F*ck you!
Fiktives Fluchen kann befreiend wirken.
Ich sitze auf einer Insel und schreibe einen Roman. Vor mir endlos das Meer, neben mir zirpende Zikaden. Eine verwilderte Katze liegt schnurrend unter dem Tisch. Friedvoller geht kaum. Und doch rotten sich in meinem Kopf die wüstesten Worte zusammen.
Denn in meinem Roman überführt eine Polizistin gerade einen Mörder. Als sie ihm mit gezogener Waffe gegenübersteht, brüllt sie ihm die hässlichsten Schimpfwörter ins Gesicht, die mir einfallen. Worte, die sie normalerweise nie in den Mund nehmen und die auch ich normalerweise nie zu Papier bringen, geschweige denn aussprechen würde.
Während ich die Schimpftirade aufschreibe, passiert etwas Eigenartiges: Das fiktive Fluchen bereitet mir ein ungemeines Vergnügen. Je unsagbarer die Wörter, desto grösser meine Wonne. Ich vermute, das liegt daran, dass ich etwas tue, das man gemeinhin nicht tut. Weil man zu gut erzogen ist. Nett und rücksichtsvoll zu sein, liegt uns Schweizerinnen und Schweizern geradezu im Blut.
Da fällt mir eine (deutsche) Kollegin ein, die mir erzählt hat, wie sie mit einem «Fick dich» der langjährigen Freundschaft zu einer dauerjammernden Frau ein Ende setzte. Sie bezeichnete die zwei Worte als den grössten Befreiungsschlag ihres Lebens.
Sollten wir also mehr fluchen, um uns freier zu fühlen? Ginge uns besser, wenn wir hin und wieder «Fuck you» sagen würden statt «Ja, natürlich»? Bestimmt wäre es bereits hilfreich, sich öfter zu fragen, ob man etwas wirklich tun will oder ob man es nur tut, weil von einem erwartet wird, es zu tun. Wie zum Beispiel jahrelang dem Gejammer einer Freundin zuzuhören, weil man sich nicht traut, ihr zu sagen, wie sehr sie einem auf die Nerven geht.

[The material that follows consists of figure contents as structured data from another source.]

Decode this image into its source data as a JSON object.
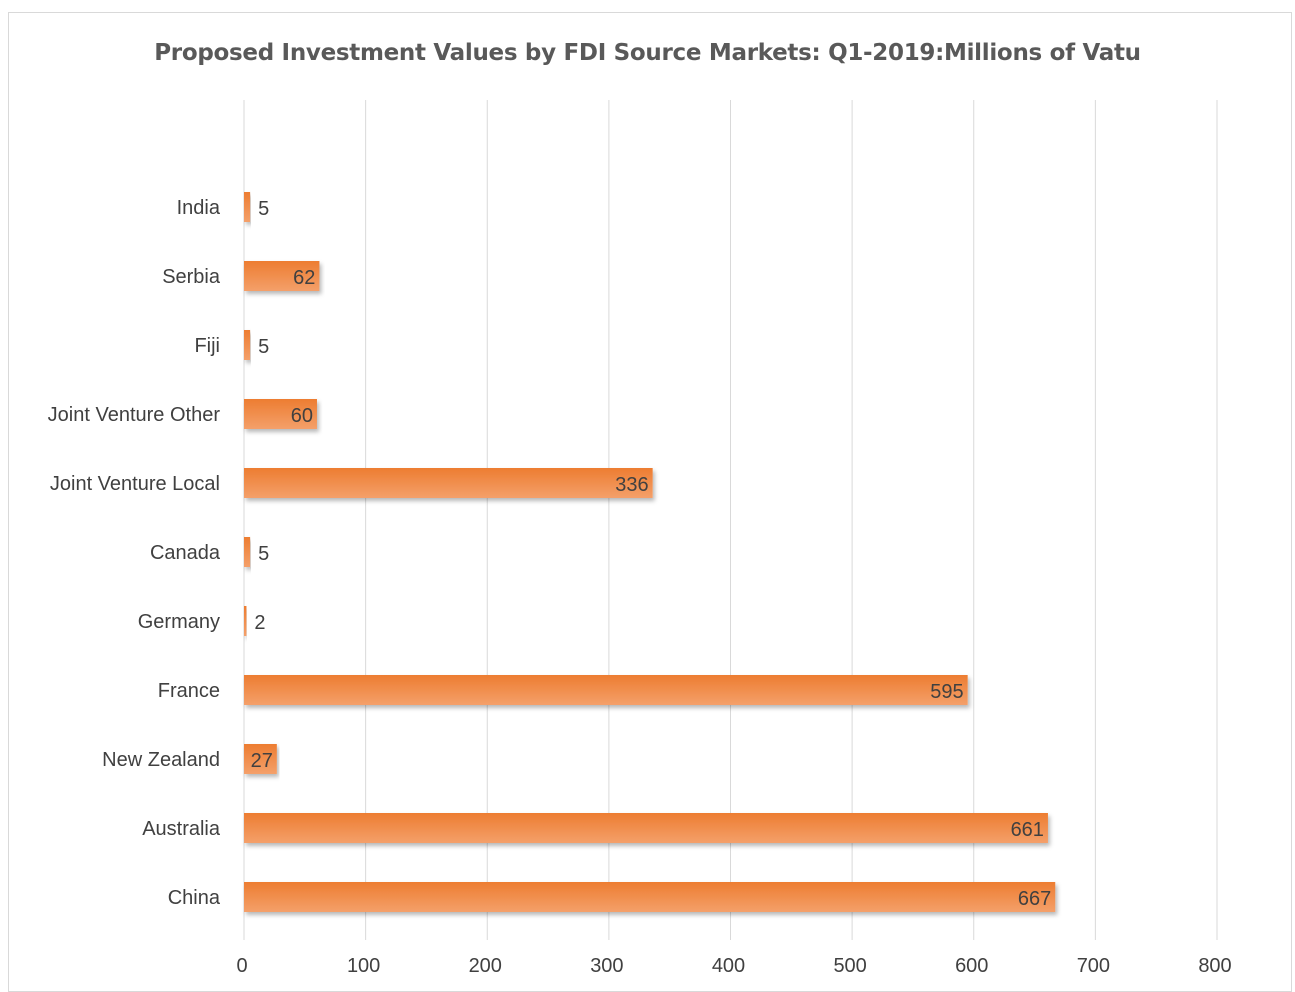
{
  "chart_data": {
    "type": "bar",
    "orientation": "horizontal",
    "title": "Proposed Investment Values by FDI Source Markets: Q1-2019:Millions of Vatu",
    "categories": [
      "China",
      "Australia",
      "New Zealand",
      "France",
      "Germany",
      "Canada",
      "Joint Venture Local",
      "Joint Venture Other",
      "Fiji",
      "Serbia",
      "India"
    ],
    "values": [
      667,
      661,
      27,
      595,
      2,
      5,
      336,
      60,
      5,
      62,
      5
    ],
    "xlim": [
      0,
      800
    ],
    "xticks": [
      0,
      100,
      200,
      300,
      400,
      500,
      600,
      700,
      800
    ],
    "grid": true,
    "legend": "none",
    "colors": {
      "bar": "#ED7D31",
      "bar_light": "#F4A06A",
      "grid": "#d9d9d9",
      "text": "#404040"
    }
  }
}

Fluchen als freiheitlicher Akt kann übrigens auch ohne ein Gegenüber erfolgen. In meinen Schreibkursen biete ich folgende Übung an: Stellt euch vor, dem Menschen, den ihr am wenigsten leiden könnt, gehörig die Meinung zu sagen, und schreibt das auf. Vorlesen ist stets freiwillig, eine 65jährige Teilnehmerin bestand aber darauf. Ihre verbalisierte Fluchtirade liess nicht nur mich erröten. Zum Schluss meinte sie: «Wie gut das tat!»